I sometimes hear about “brilliant rain-makers” who “don’t suffer fools.” These are smart lawyers and executives who behave intellectually superior and are intolerant of others’ “stupidity.” They finish other people’s sentences, know what others are trying to do and say, hate to be bothered and don’t like their time wasted. What their colleagues or clients might find to be new, difficult or challenging, they see as plain and simple and can’t understand the concerned confusion. So when they try to explain or respond, they come off as impatient and condescending. And the person on the other side of that interaction ends up feeling dwarfed, diminished, devalued, demeaned, degraded, debased and disgraced. This is the ultimate way to block communication and disconnect from people.

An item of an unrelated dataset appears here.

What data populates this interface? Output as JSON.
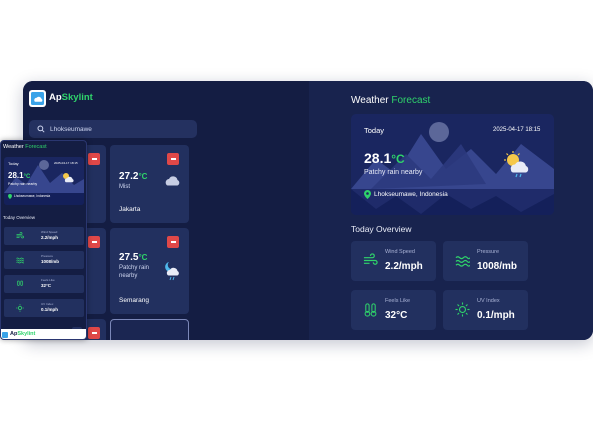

Powerful rainmakers are not the only ones invalidating and trivializing other people’s problems, issues, feelings and positions. Outside the office, there are too many examples to list here of people making each other feel stupid. Experienced mothers do it to new moms: “Didn’t you know that you don’t have to boil pacifiers every time they fall?” Actors do it to their fans: “Yes, I said I like to be single — but that was my character talking — I don’t live in a movie you know!” Parents do it to their kids: “How hard can it be to write that book report?…You’ve read the entire book three times already!”
We’ve all been on the giving and receiving end of making others feel stupid. And the point I want to make is that there’s nothing smart about this manner of communication. In fact, it’s dangerous. Pushing people away, lowering others’ confidence levels, and building resentment in professional and personal relationships are just three examples that demonstrate how condescending communication leads to conflict and chaos.
To be a smart communicator, and make those around you greater:
Remember what is was like not to know. After all, you weren’t born a lawyer, manager, executive, mother, actor, reporter, partner. Somewhere along the way, there were wonderful teachers and supportive mentors.
Recognize that there are many activities and subjects that make you feel clueless. A partner I worked developed greater empathy when the IT manager at her office made her feel stupid for not knowing how to upload a document to a new system.
Use your knowledge to help others grow and develop. People learn from each other by sharing their stories and experiences. We don’t learn from data and information in technology and books as much as we do through personal experience and conversation.